What is the purpose of associated authenticated data in AEAD?

As a very general rule, the purpose of associated data (hereafter "AD") is to bind a ciphertext to the context where it's supposed to appear, so that attempts to "cut-and-paste" a valid ciphertext into a different context can be detected and rejected.

For example, suppose I'm encrypting the values that I insert into a key/value database, and I use the record key as AD. What does that do? Well, first of all, mechanically it means now that whenever I decrypt the value, I must present the same key as AD or otherwise the decryption will fail with an authenticity error. So my application will have to perform that step in order to decrypt any of the data correctly.

Second, and more deep, is that by using the key as AD, I've thwarted one sort of attack an insider—say, the database administrator—could conceivably carry out against my application: take two records in the database and swap their values. Without the AD, the application would happily decrypt these, and blindly assume that it read the correct value for those keys. With the key as AD, instead the application would immediately notice that the values are not authentic—even though the attacker never actually modified them—because they're occurring in the wrong context. That's just one example out of many possible, but applications of associated data tend to have that flavor.

One important detail that people often miss from examples is that the associated data doesn't necessarily have to be stored or transmitted with the ciphertext. Any context-dependent non-secret values that the honest parties are both able to correctly infer can be useful as associated data. For example, if the parties are executing a complex protocol that's been formulated in terms of a state machine, such that every correct party can always tell their own state and that which an honest counterparty should be in, then those states—even though they're implicit to the protocol—can be used as AD. This is the sort of thing that makes AEAD suites so attractive to designers of protocols like TLS—it's a tool that can be used to cut down on the complexity of a secure protocol.


From RFC 5116 - An Interface and Algorithms for Authenticated Encryption:

Authenticated encryptionBN00 is a form of encryption that, in addition to providing confidentiality for the plaintext that is encrypted, provides a way to check its integrity and authenticity.

Authenticated Encryption with Associated Data, or AEADR02, adds the ability to check the integrity and authenticity of some Associated Data (AD), also called "additional authenticated data", that is not encrypted.

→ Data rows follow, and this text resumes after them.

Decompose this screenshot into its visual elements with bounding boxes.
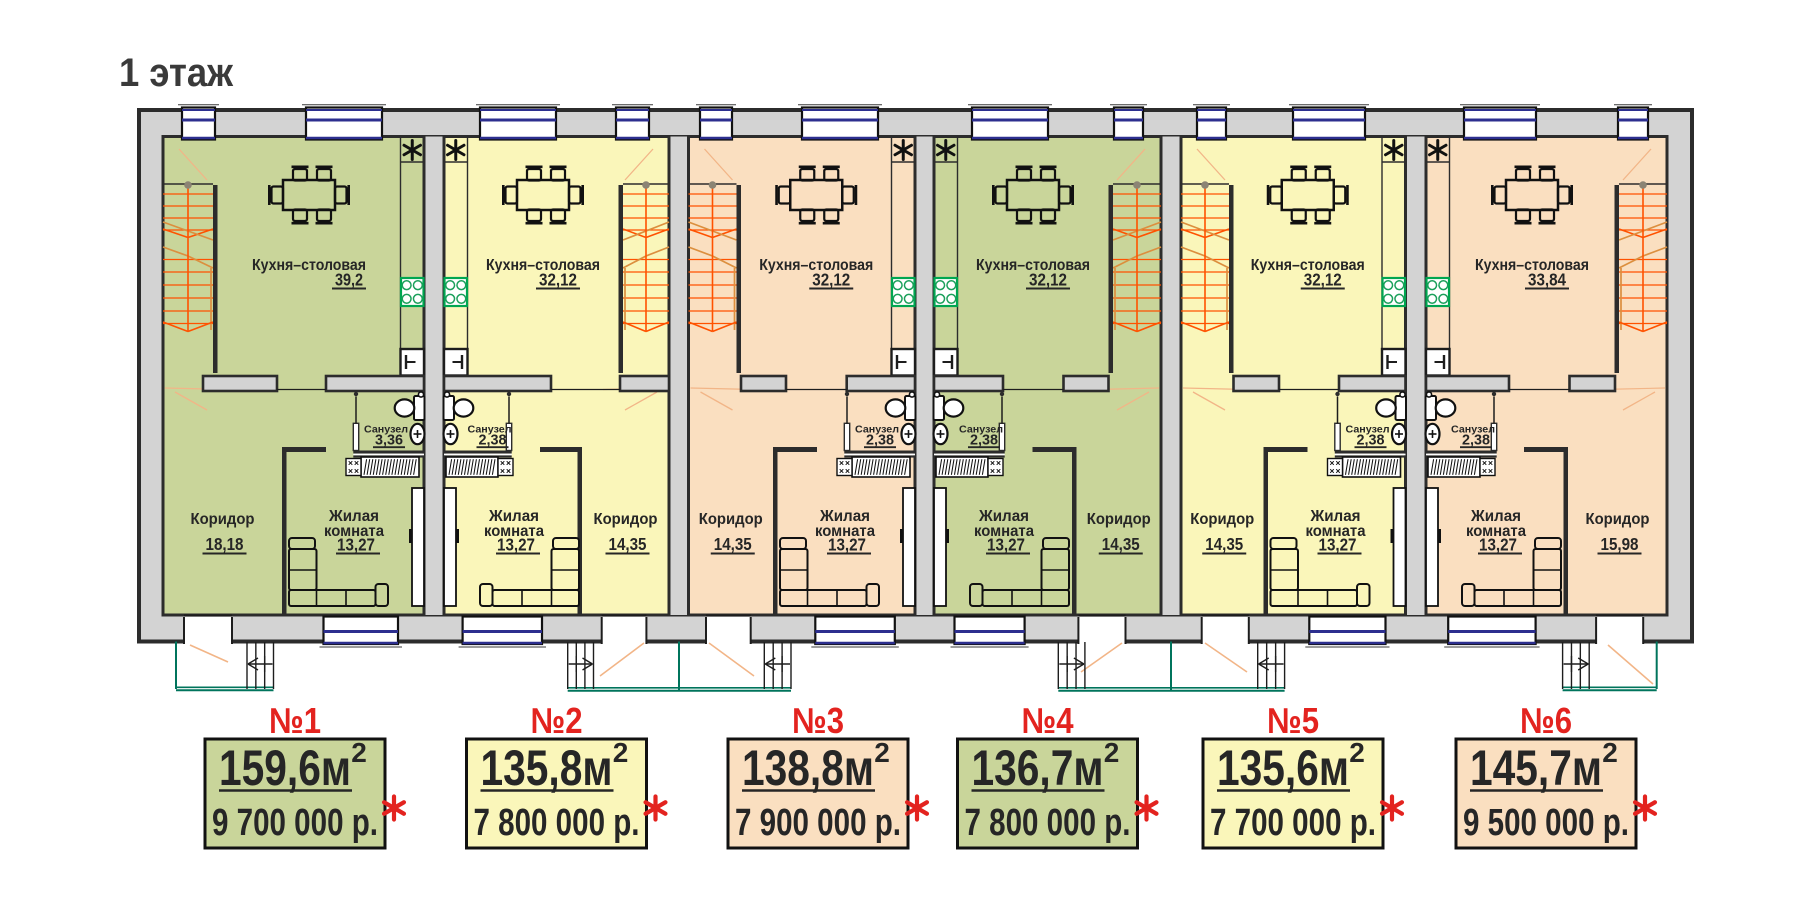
svg-text:33,84: 33,84 [1528, 270, 1566, 290]
svg-text:32,12: 32,12 [1304, 270, 1342, 290]
svg-text:13,27: 13,27 [1319, 535, 1357, 555]
svg-text:135,6м: 135,6м [1217, 740, 1349, 796]
svg-text:Коридор: Коридор [699, 511, 763, 528]
svg-text:№2: №2 [531, 700, 583, 741]
svg-text:7 800 000 р.: 7 800 000 р. [965, 802, 1131, 844]
svg-text:32,12: 32,12 [1029, 270, 1067, 290]
svg-text:№5: №5 [1267, 700, 1319, 741]
svg-text:№6: №6 [1520, 700, 1572, 741]
svg-text:9 700 000 р.: 9 700 000 р. [212, 802, 378, 844]
svg-text:7 800 000 р.: 7 800 000 р. [474, 802, 640, 844]
svg-text:Коридор: Коридор [1586, 511, 1650, 528]
svg-text:№4: №4 [1022, 700, 1074, 741]
svg-text:7 900 000 р.: 7 900 000 р. [735, 802, 901, 844]
svg-text:2,38: 2,38 [479, 433, 507, 449]
svg-text:15,98: 15,98 [1601, 534, 1639, 554]
svg-text:14,35: 14,35 [1102, 534, 1140, 554]
svg-text:Коридор: Коридор [191, 511, 255, 528]
svg-text:2: 2 [1349, 737, 1365, 768]
svg-text:2: 2 [613, 737, 629, 768]
svg-text:№1: №1 [269, 700, 321, 741]
svg-text:2,38: 2,38 [1462, 433, 1490, 449]
svg-text:18,18: 18,18 [206, 534, 244, 554]
svg-text:13,27: 13,27 [497, 535, 535, 555]
svg-text:Коридор: Коридор [1087, 511, 1151, 528]
svg-text:135,8м: 135,8м [481, 740, 613, 796]
svg-text:Коридор: Коридор [594, 511, 658, 528]
svg-text:13,27: 13,27 [987, 535, 1025, 555]
svg-text:Коридор: Коридор [1190, 511, 1254, 528]
svg-text:32,12: 32,12 [812, 270, 850, 290]
svg-text:№3: №3 [792, 700, 844, 741]
svg-text:2: 2 [874, 737, 890, 768]
svg-text:32,12: 32,12 [539, 270, 577, 290]
svg-text:2: 2 [1104, 737, 1120, 768]
svg-text:14,35: 14,35 [714, 534, 752, 554]
svg-text:2,38: 2,38 [970, 433, 998, 449]
svg-text:7 700 000 р.: 7 700 000 р. [1210, 802, 1376, 844]
svg-text:2,38: 2,38 [1357, 433, 1385, 449]
svg-text:13,27: 13,27 [828, 535, 866, 555]
svg-text:14,35: 14,35 [1205, 534, 1243, 554]
svg-text:1 этаж: 1 этаж [119, 51, 234, 95]
svg-text:145,7м: 145,7м [1470, 740, 1602, 796]
svg-text:2: 2 [1602, 737, 1618, 768]
svg-text:9 500 000 р.: 9 500 000 р. [1463, 802, 1629, 844]
svg-text:138,8м: 138,8м [742, 740, 874, 796]
svg-text:13,27: 13,27 [1479, 535, 1517, 555]
svg-text:2: 2 [351, 737, 367, 768]
svg-text:136,7м: 136,7м [972, 740, 1104, 796]
svg-text:13,27: 13,27 [337, 535, 375, 555]
svg-text:3,36: 3,36 [375, 433, 403, 449]
svg-text:2,38: 2,38 [866, 433, 894, 449]
svg-text:14,35: 14,35 [609, 534, 647, 554]
svg-text:39,2: 39,2 [335, 270, 363, 290]
svg-text:159,6м: 159,6м [219, 740, 351, 796]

And from 2.1 - Authenticated Encryption:

The associated data A is used to protect information that needs to be authenticated, but does not need to be kept confidential. When using an AEAD to secure a network protocol, for example, this input could include

  • addresses,
  • ports,
  • sequence numbers,
  • protocol version numbers,
  • and other fields that indicate how the plaintext or ciphertext should be handled
  • forwarded
  • or processed.

In many situations, it is desirable to authenticate these fields, though they must be left in the clear to allow the network or system to function properly. When this data is included in the input A, authentication is provided without copying the data into the plaintext.

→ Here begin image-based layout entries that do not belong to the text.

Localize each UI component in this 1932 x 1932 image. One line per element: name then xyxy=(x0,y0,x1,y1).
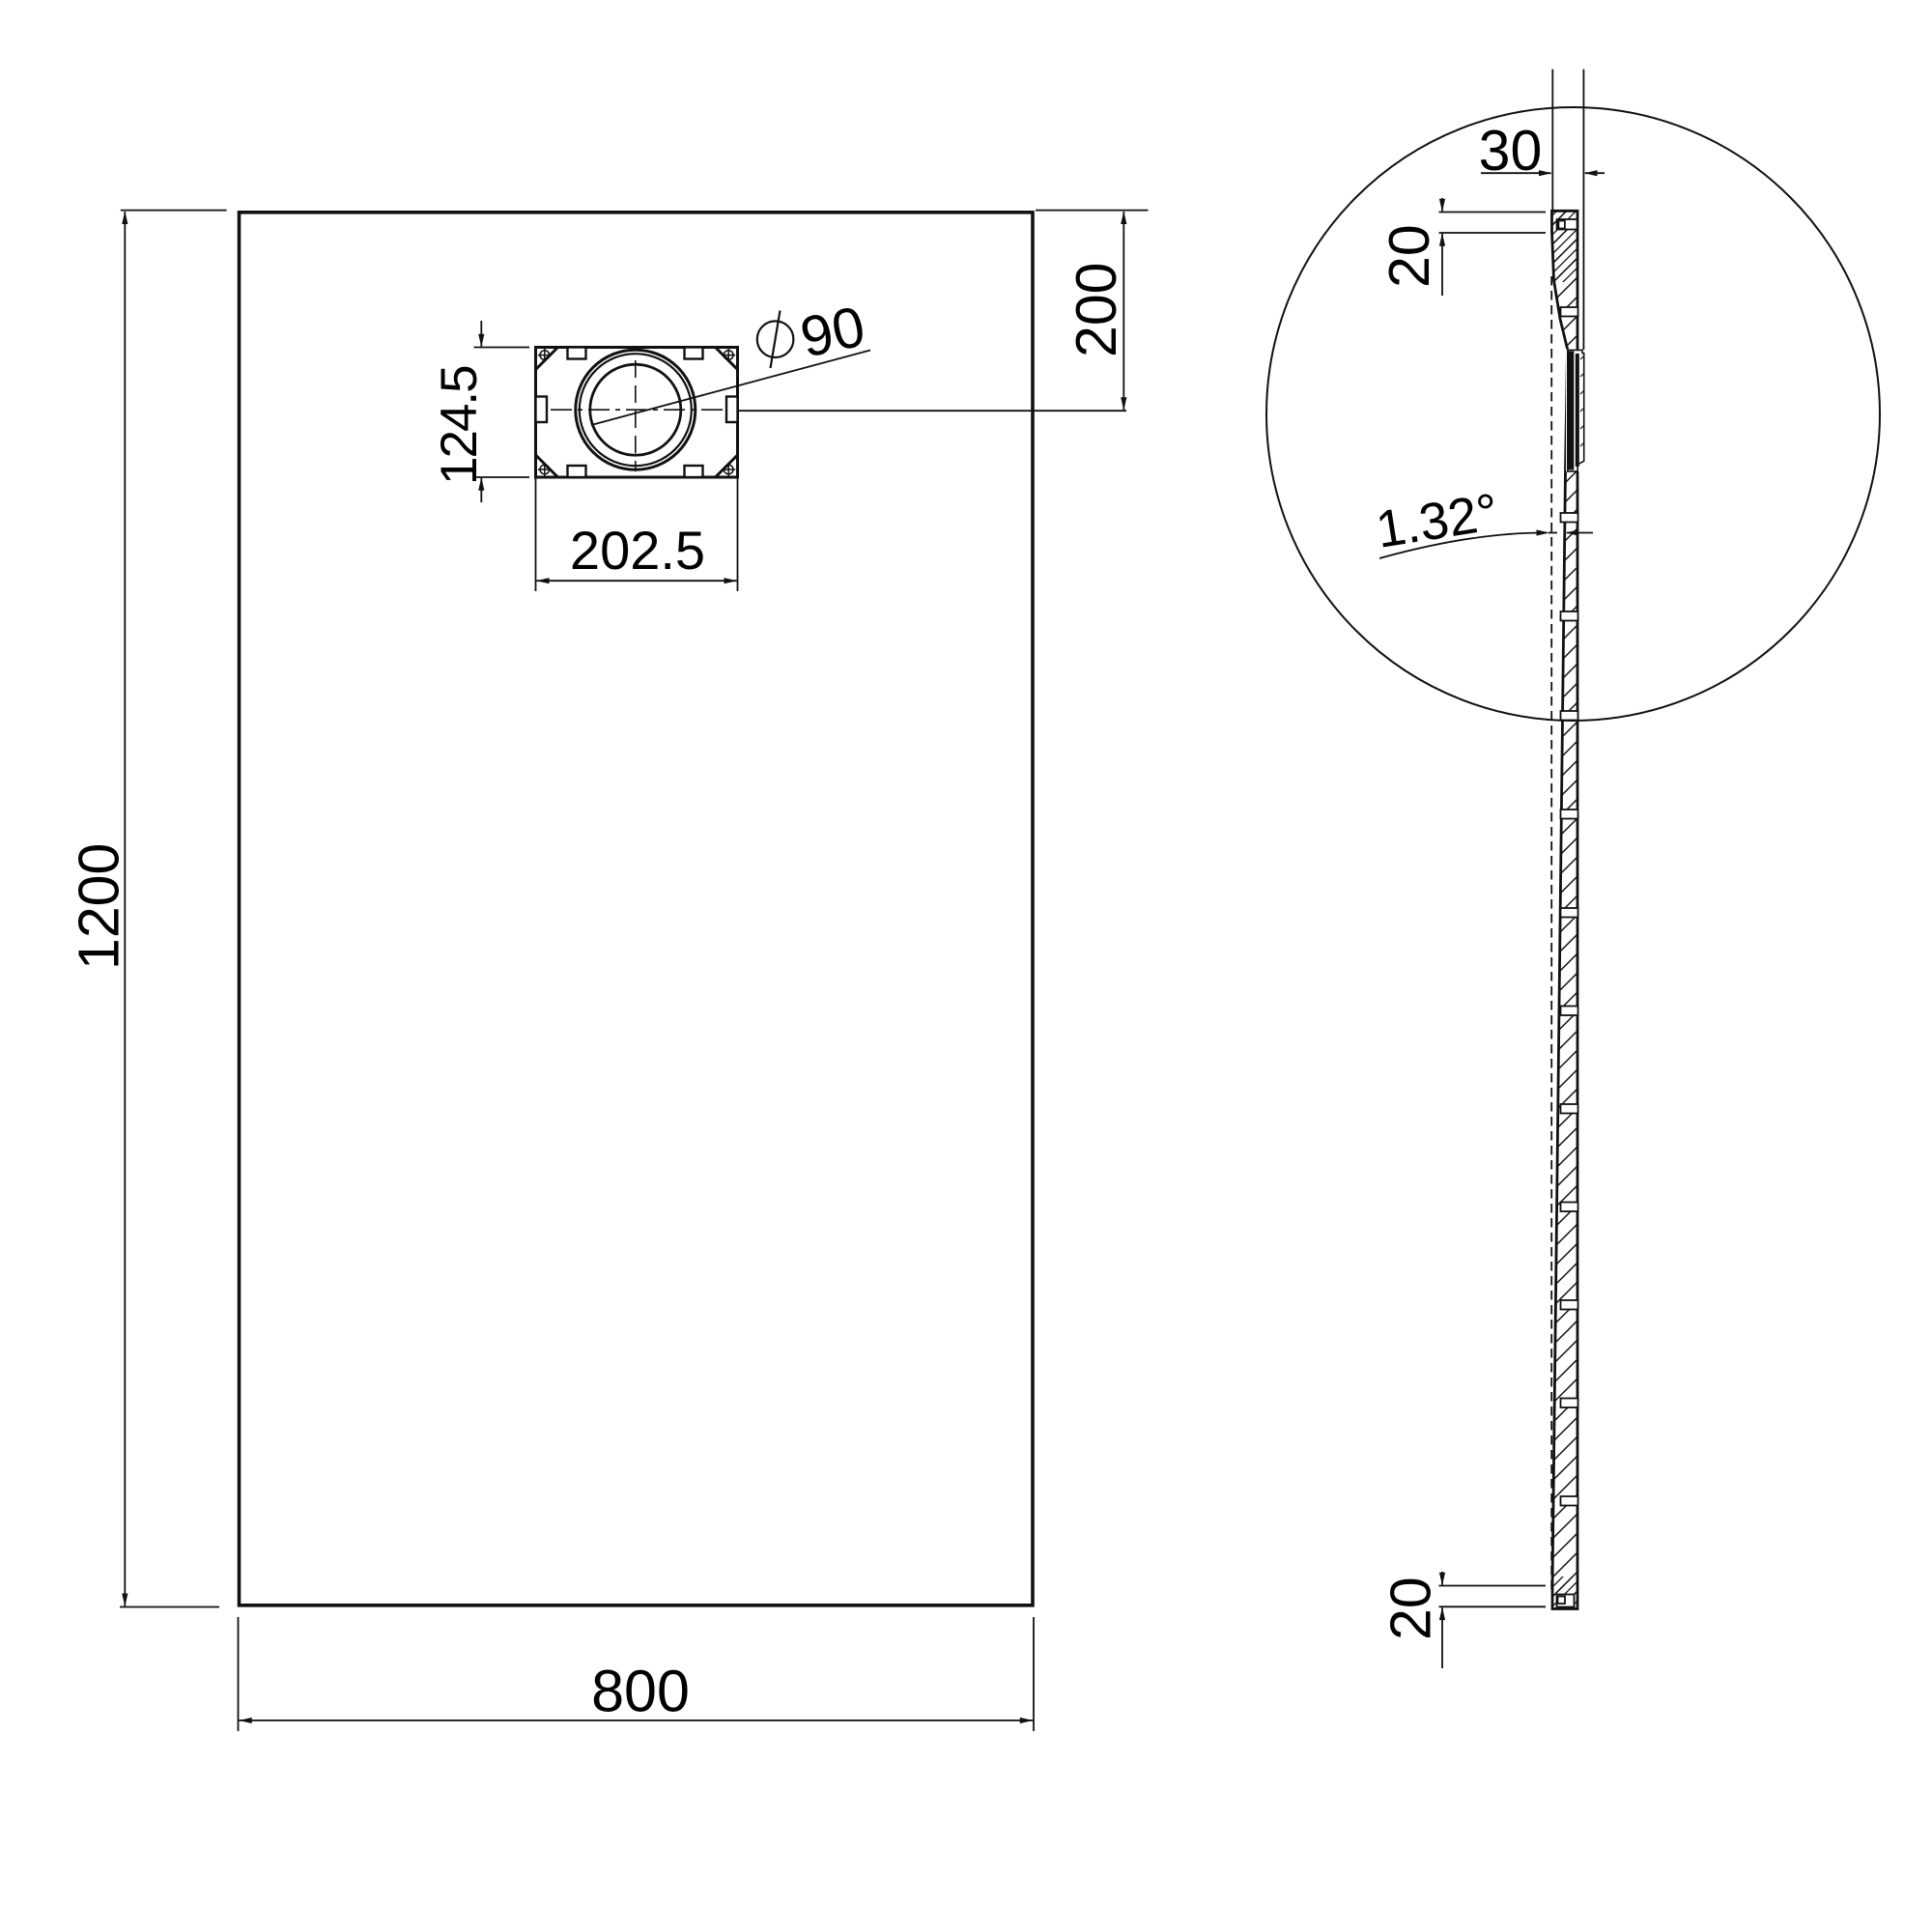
svg-text:124.5: 124.5 xyxy=(431,366,488,485)
svg-text:20: 20 xyxy=(1378,224,1441,288)
svg-text:1200: 1200 xyxy=(68,843,131,970)
svg-text:30: 30 xyxy=(1479,119,1543,183)
svg-text:20: 20 xyxy=(1379,1577,1443,1640)
svg-text:200: 200 xyxy=(1065,263,1128,357)
svg-text:202.5: 202.5 xyxy=(570,520,705,581)
svg-text:800: 800 xyxy=(591,1659,690,1724)
svg-text:90: 90 xyxy=(795,295,870,370)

In 2002, Phillip Rogaway noted:

Authenticated-Encryption with Associated-Data

Oʀɪɢɪɴ ᴏꜰ ᴛʜᴇ ᴘʀᴏʙʟᴇᴍ. The need to handle associated-data when using an integrated AE mode was first pointed out to the author by Burt Kaliski [16]. Several more individuals soon communicated the same sentiment. Those attuned to this problem were involved in standardization efforts that needed to bind to a ciphertext some cleartext data, such as an IP address. People wanted a cheap and secure way to do this when using an AE-mode such as OCB

[16] B. Kaliski. Personal communication, May 2001.

It's stuff that you want to go with the encrypted data, and be sure it hasn't been altered, but needs (or can) remain visible.